Table 2. Core Samples Specifications Core No.

Dry weight, g

Length, mm

Diameter, mm

Porosity

EF_1

125.4418

38.1

50.8

7.50%

EF_2

123.2952

37.9

50.7

7.23%

EF_3

124.4882

38.3

50.4

7.65%

2.2. Experimental Apparatus. The experimental work included oil component analysis, core sample microstructure exploration, shale core plug saturation with Wolfcamp dead oil, shale core plug saturation with both water (15 wt% KCl) and Wolfcamp dead oil, and CO2 huff-n-puff injection. The experimental setup used in this work were designed and modified based on previous studies.35 The dead oil component analysis system mainly consists of the Thermo Scientific Trace Ultra Gas Chromatograph and Weight/Quadruple ISQ Mass Spectrometer (GC/MS). The produced chromatogram was analyzed by Xcalibur software from Thermo Scientific. The experimental flow for shale core saturation with both oil and water is shown in Figure 3. This setup mainly consists of a vacuum pump, a saturation vessel, an accumulator, a pressure gauge and Quizix QX pump. The Quizix QX pump is a syringe pump with two cylinders, and it can pump fluids continuously. An accumulator with piston cooperating with the QX pump pushes crude oil to the core container and maintains a high saturation pressure at the same time. The piston separates the accumulator into two separately sides: water and oil. A pedestal is placed under the core plug to ensure that the saturation fluid can be infused into the core plug from all sides of the core. The schematic of the CO2 huff-n-puff setup is shown in Figure 4. The setup mainly consists of a syringe pump, a temperature controlled oven, and a pressure vessel.

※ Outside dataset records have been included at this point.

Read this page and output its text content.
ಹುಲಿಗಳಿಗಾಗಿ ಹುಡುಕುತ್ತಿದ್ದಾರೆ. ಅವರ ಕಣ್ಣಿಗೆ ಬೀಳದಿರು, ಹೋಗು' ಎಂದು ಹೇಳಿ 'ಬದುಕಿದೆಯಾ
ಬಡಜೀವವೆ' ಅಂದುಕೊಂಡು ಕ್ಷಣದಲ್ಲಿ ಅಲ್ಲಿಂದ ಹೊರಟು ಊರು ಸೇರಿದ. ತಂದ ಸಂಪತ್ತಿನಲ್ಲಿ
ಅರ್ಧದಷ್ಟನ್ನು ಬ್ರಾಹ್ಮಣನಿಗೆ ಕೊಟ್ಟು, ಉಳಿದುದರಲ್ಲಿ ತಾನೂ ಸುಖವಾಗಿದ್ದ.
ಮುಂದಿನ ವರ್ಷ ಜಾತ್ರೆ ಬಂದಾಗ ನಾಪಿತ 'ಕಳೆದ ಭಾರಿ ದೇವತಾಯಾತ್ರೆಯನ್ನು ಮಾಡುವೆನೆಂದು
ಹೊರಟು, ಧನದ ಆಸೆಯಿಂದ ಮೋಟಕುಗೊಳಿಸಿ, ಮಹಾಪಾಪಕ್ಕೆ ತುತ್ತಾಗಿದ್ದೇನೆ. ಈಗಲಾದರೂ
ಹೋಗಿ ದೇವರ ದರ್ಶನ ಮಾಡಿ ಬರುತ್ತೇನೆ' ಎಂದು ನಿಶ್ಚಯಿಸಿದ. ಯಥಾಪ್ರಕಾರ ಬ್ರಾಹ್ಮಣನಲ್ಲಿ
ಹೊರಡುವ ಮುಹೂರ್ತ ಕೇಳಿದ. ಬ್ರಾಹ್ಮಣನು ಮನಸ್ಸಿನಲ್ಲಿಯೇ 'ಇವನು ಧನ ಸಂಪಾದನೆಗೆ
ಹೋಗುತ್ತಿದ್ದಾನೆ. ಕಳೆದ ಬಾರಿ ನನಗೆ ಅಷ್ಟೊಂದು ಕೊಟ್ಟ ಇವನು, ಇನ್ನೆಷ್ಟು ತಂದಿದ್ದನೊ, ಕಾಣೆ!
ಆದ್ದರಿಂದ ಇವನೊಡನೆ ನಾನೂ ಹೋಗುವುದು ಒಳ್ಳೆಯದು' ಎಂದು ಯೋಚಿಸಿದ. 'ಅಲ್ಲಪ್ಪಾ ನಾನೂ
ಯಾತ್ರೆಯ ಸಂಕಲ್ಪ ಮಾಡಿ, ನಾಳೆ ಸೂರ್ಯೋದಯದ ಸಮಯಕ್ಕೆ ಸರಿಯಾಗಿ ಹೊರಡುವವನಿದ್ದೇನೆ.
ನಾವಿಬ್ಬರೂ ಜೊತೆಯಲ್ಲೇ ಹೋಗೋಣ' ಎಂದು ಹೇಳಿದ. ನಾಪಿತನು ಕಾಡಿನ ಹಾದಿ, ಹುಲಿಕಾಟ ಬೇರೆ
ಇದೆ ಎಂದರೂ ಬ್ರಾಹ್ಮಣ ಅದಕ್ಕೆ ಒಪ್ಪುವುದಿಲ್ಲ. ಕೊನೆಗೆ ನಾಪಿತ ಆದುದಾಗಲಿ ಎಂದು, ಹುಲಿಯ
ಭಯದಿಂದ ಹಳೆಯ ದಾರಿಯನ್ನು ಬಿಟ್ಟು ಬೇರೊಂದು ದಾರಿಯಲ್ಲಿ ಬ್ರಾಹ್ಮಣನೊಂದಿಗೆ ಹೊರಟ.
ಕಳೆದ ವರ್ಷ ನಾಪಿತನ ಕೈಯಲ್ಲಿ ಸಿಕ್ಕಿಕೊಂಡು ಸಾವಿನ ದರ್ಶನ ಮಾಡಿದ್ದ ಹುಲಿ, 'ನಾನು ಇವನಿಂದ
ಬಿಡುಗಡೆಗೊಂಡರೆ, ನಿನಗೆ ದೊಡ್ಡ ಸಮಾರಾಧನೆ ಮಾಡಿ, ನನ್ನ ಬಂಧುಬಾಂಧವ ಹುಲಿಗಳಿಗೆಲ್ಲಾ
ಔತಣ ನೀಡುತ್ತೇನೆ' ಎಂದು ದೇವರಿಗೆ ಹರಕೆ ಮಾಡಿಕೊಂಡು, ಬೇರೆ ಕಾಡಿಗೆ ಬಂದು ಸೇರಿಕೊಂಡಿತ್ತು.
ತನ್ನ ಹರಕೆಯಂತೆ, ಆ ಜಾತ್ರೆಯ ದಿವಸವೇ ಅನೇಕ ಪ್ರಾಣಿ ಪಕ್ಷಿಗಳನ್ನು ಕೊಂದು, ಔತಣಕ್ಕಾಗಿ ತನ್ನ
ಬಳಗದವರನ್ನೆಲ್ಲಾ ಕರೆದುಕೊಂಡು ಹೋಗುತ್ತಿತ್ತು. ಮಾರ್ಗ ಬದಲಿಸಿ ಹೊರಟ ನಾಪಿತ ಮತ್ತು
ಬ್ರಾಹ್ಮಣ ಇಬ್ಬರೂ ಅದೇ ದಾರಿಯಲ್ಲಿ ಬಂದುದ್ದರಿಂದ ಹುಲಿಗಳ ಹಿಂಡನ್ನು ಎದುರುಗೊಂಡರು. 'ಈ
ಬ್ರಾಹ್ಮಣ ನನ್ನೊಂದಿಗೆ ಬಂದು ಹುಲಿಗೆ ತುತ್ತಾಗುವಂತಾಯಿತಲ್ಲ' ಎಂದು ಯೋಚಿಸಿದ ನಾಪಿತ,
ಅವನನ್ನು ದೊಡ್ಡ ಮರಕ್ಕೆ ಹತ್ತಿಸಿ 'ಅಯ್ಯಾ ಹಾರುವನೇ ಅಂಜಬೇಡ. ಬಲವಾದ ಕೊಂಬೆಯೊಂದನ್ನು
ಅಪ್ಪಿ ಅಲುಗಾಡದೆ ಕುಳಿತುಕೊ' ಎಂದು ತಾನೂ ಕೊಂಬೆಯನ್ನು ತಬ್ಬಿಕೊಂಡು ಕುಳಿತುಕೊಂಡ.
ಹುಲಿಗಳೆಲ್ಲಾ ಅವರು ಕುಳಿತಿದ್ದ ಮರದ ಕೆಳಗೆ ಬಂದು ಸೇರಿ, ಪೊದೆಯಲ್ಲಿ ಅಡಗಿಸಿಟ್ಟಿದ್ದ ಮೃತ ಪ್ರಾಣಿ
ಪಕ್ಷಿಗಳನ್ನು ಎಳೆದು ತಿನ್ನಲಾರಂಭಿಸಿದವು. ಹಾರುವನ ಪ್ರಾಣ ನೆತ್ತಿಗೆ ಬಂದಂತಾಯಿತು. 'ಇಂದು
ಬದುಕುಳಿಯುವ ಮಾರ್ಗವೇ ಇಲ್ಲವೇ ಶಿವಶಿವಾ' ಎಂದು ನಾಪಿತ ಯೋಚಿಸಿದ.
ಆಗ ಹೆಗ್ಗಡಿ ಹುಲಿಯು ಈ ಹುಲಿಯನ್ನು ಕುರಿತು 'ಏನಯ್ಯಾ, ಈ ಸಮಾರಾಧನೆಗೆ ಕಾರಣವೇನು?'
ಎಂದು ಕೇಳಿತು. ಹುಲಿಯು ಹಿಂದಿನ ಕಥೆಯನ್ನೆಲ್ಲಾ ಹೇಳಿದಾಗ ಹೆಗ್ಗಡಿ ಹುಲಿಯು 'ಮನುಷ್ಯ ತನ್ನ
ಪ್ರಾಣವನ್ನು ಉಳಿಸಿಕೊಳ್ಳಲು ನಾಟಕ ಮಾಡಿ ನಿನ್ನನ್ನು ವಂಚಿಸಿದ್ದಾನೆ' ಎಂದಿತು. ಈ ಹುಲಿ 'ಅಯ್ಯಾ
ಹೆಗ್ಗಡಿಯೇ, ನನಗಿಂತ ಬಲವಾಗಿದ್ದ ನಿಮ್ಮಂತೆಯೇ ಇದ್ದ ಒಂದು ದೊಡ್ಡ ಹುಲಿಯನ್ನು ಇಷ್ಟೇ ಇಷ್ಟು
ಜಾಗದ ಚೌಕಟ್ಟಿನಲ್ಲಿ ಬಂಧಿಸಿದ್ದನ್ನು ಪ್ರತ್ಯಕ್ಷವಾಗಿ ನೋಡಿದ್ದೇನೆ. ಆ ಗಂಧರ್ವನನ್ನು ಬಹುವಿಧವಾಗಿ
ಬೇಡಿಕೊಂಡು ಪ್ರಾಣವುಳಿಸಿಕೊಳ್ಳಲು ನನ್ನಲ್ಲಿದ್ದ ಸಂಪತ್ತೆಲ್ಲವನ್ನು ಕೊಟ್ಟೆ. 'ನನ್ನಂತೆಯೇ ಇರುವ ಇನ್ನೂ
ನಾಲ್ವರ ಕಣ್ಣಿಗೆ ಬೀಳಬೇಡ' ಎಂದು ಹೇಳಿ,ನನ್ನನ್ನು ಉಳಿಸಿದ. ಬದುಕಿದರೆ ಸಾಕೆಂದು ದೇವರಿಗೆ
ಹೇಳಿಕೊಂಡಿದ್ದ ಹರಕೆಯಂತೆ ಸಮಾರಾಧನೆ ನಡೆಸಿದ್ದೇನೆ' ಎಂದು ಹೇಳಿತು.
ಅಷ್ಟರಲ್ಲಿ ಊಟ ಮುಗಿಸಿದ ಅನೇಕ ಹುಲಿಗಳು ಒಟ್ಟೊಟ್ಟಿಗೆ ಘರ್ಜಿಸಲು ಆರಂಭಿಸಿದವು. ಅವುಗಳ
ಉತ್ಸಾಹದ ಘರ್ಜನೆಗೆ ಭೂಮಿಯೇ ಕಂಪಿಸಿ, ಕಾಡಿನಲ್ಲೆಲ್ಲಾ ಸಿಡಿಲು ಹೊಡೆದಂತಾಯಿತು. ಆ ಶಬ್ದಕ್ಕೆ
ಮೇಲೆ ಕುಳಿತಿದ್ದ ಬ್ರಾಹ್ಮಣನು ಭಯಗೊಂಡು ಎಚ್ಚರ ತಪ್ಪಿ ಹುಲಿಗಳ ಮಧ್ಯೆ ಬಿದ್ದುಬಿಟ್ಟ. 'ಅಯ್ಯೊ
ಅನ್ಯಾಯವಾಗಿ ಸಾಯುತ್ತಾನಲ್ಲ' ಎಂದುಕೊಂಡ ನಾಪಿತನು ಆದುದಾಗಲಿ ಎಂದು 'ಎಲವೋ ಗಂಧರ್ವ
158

A pressure gauge was placed directly on the top of the stainless huff-n-puff vessel to monitor the pressure during injection stage, soaking period and pressure depletion time. The syringe pump is used as a pressure boost to increase the injected gas pressure to the designed pressure. As CO2 was able to move freely around the sample rather than being forced through the sample (in contrast to a conventional coreflooding experiment), the core huff-n-puff process was designed to be a bath experiment. The core sample was put in the center of the huff-n-puff vessel and injected gas could move freely during the huff-n-puff process.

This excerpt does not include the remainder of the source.